Agree with her ideology, but unfortunately the book also reads idealistically. By this I mean that while Shiva is a hard-hitter on pointing the finger to far too often unseen crimes, but after almost 200 pages, I still don’t feel she has offered a wide solution to any of it beyond “stand together, go against the evil coorperations”. Which is not very concrete. The book is agonizingly repetitive and a chore to read. Often I lost my place and thought to myself “I’ll just start at this paragraph, because ultimately it won’t matter if I accidentally skip one”. The concept of Earth Democracy is brilliant, the book just isn’t.

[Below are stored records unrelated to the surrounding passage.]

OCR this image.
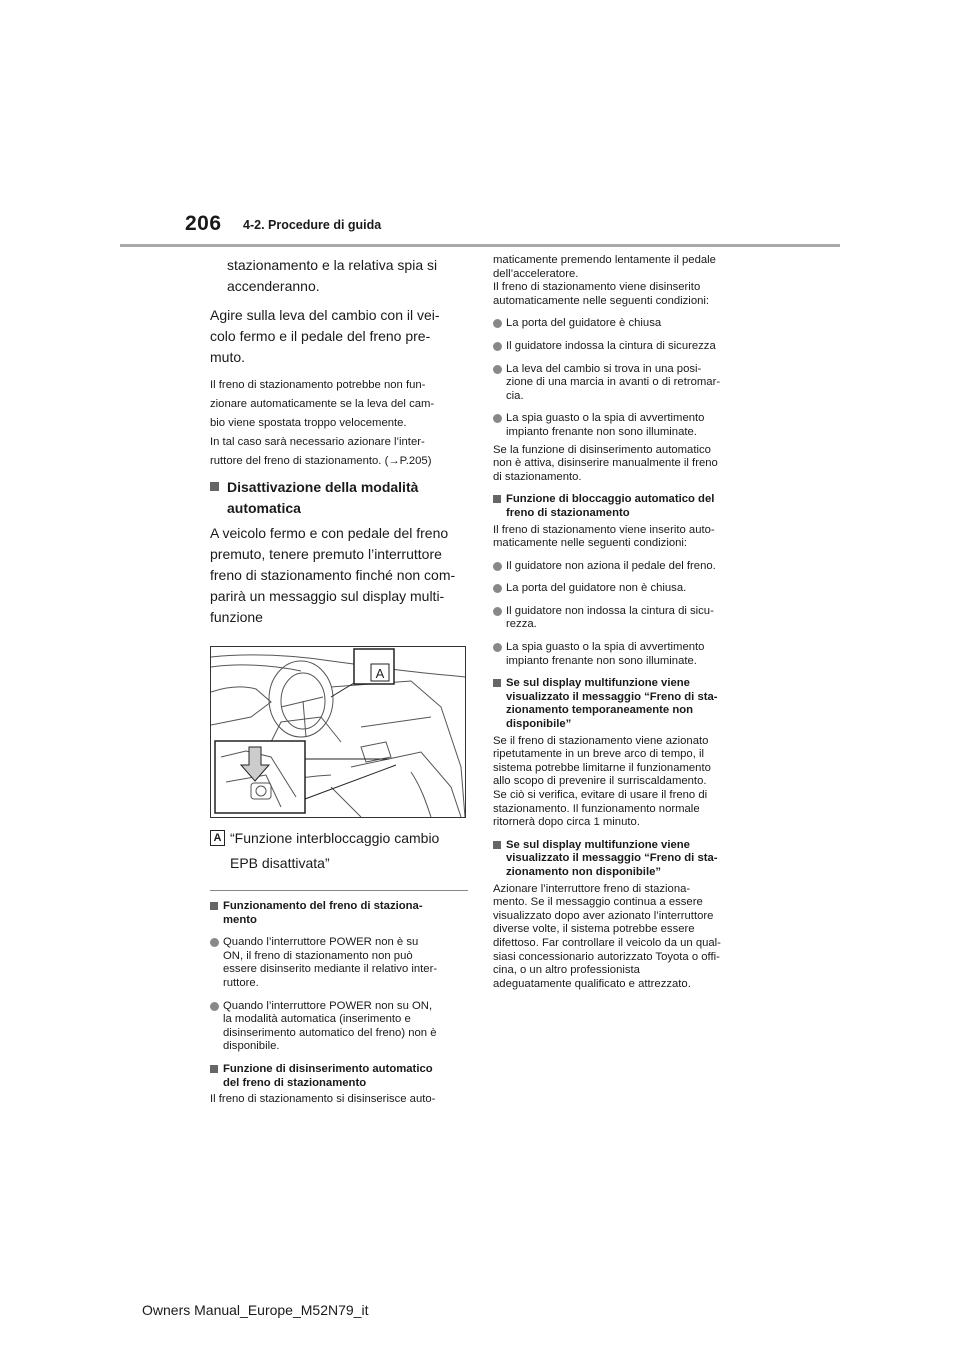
206 4-2. Procedure di guida

stazionamento e la relativa spia si

accenderanno.

Agire sulla leva del cambio con il vei-

colo fermo e il pedale del freno pre-

muto.

Il freno di stazionamento potrebbe non fun-

zionare automaticamente se la leva del cam-

bio viene spostata troppo velocemente.

In tal caso sarà necessario azionare l’inter-

ruttore del freno di stazionamento. (→P.205)

Disattivazione della modalità
automatica

A veicolo fermo e con pedale del freno

premuto, tenere premuto l’interruttore

freno di stazionamento finché non com-

parirà un messaggio sul display multi-

funzione

A
A “Funzione interbloccaggio cambio
EPB disattivata”
Funzionamento del freno di staziona-
mento
Quando l’interruttore POWER non è su
ON, il freno di stazionamento non può
essere disinserito mediante il relativo inter-
ruttore.
Quando l’interruttore POWER non su ON,
la modalità automatica (inserimento e
disinserimento automatico del freno) non è
disponibile.
Funzione di disinserimento automatico
del freno di stazionamento

Il freno di stazionamento si disinserisce auto-

maticamente premendo lentamente il pedale

dell’acceleratore.

Il freno di stazionamento viene disinserito

automaticamente nelle seguenti condizioni:

La porta del guidatore è chiusa
Il guidatore indossa la cintura di sicurezza
La leva del cambio si trova in una posi-
zione di una marcia in avanti o di retromar-
cia.
La spia guasto o la spia di avvertimento
impianto frenante non sono illuminate.

Se la funzione di disinserimento automatico

non è attiva, disinserire manualmente il freno

di stazionamento.

Funzione di bloccaggio automatico del
freno di stazionamento

Il freno di stazionamento viene inserito auto-

maticamente nelle seguenti condizioni:

Il guidatore non aziona il pedale del freno.
La porta del guidatore non è chiusa.
Il guidatore non indossa la cintura di sicu-
rezza.
La spia guasto o la spia di avvertimento
impianto frenante non sono illuminate.
Se sul display multifunzione viene
visualizzato il messaggio “Freno di sta-
zionamento temporaneamente non
disponibile”

Se il freno di stazionamento viene azionato

ripetutamente in un breve arco di tempo, il

sistema potrebbe limitarne il funzionamento

allo scopo di prevenire il surriscaldamento.

Se ciò si verifica, evitare di usare il freno di

stazionamento. Il funzionamento normale

ritornerà dopo circa 1 minuto.

Se sul display multifunzione viene
visualizzato il messaggio “Freno di sta-
zionamento non disponibile”

Azionare l’interruttore freno di staziona-

mento. Se il messaggio continua a essere

visualizzato dopo aver azionato l’interruttore

diverse volte, il sistema potrebbe essere

difettoso. Far controllare il veicolo da un qual-

siasi concessionario autorizzato Toyota o offi-

cina, o un altro professionista

adeguatamente qualificato e attrezzato.

Owners Manual_Europe_M52N79_it
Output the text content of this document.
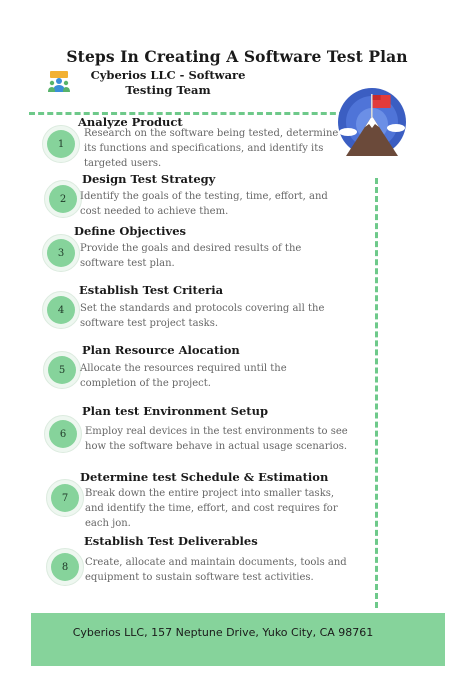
Steps In Creating A Software Test Plan
Cyberios LLC - Software Testing Team
1
Analyze Product
Research on the software being tested, determine its functions and specifications, and identify its targeted users.
2
Design Test Strategy
Identify the goals of the testing, time, effort, and cost needed to achieve them.
3
Define Objectives
Provide the goals and desired results of the software test plan.
4
Establish Test Criteria
Set the standards and protocols covering all the software test project tasks.
5
Plan Resource Alocation
Allocate the resources required until the completion of the project.
6
Plan test Environment Setup
Employ real devices in the test environments to see how the software behave in actual usage scenarios.
7
Determine test Schedule & Estimation
Break down the entire project into smaller tasks, and identify the time, effort, and cost requires for each jon.
8
Establish Test Deliverables
Create, allocate and maintain documents, tools and equipment to sustain software test activities.
Cyberios LLC, 157 Neptune Drive, Yuko City, CA 98761
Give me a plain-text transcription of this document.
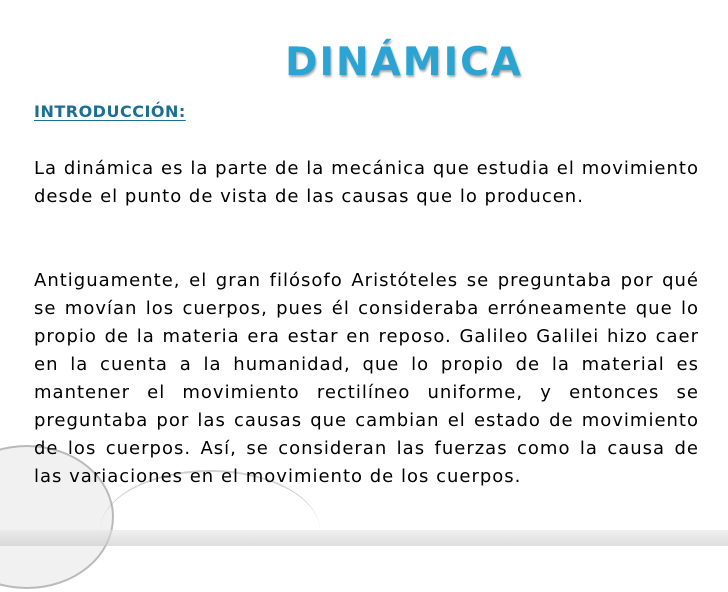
DINÁMICA
INTRODUCCIÓN:

La dinámica es la parte de la mecánica que estudia el movimiento desde el punto de vista de las causas que lo producen.

Antiguamente, el gran filósofo Aristóteles se preguntaba por qué se movían los cuerpos, pues él consideraba erróneamente que lo propio de la materia era estar en reposo. Galileo Galilei hizo caer en la cuenta a la humanidad, que lo propio de la material es mantener el movimiento rectilíneo uniforme, y entonces se preguntaba por las causas que cambian el estado de movimiento de los cuerpos. Así, se consideran las fuerzas como la causa de las variaciones en el movimiento de los cuerpos.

i would give this a 3.8, maybe? it's an excellent idea with some really strong real world examples that i appreciate so much. the only thing that bothers me is that it's way too long, because the further you get into the book, the more it's just Shiva repeating herself in a way that becomes exhausting even if you agree with her. :/ if she'd kept it short and sweet, it would be a much stronger piece.
Interessanti i moltissimi dati riportati, ma soprattutto alcune grandi intuizioni concettuali, a partire dal fatto che la Rivoluzione verde si inventa le alte rese escludendo dal computo tutte le produzioni non industriali come la paglia.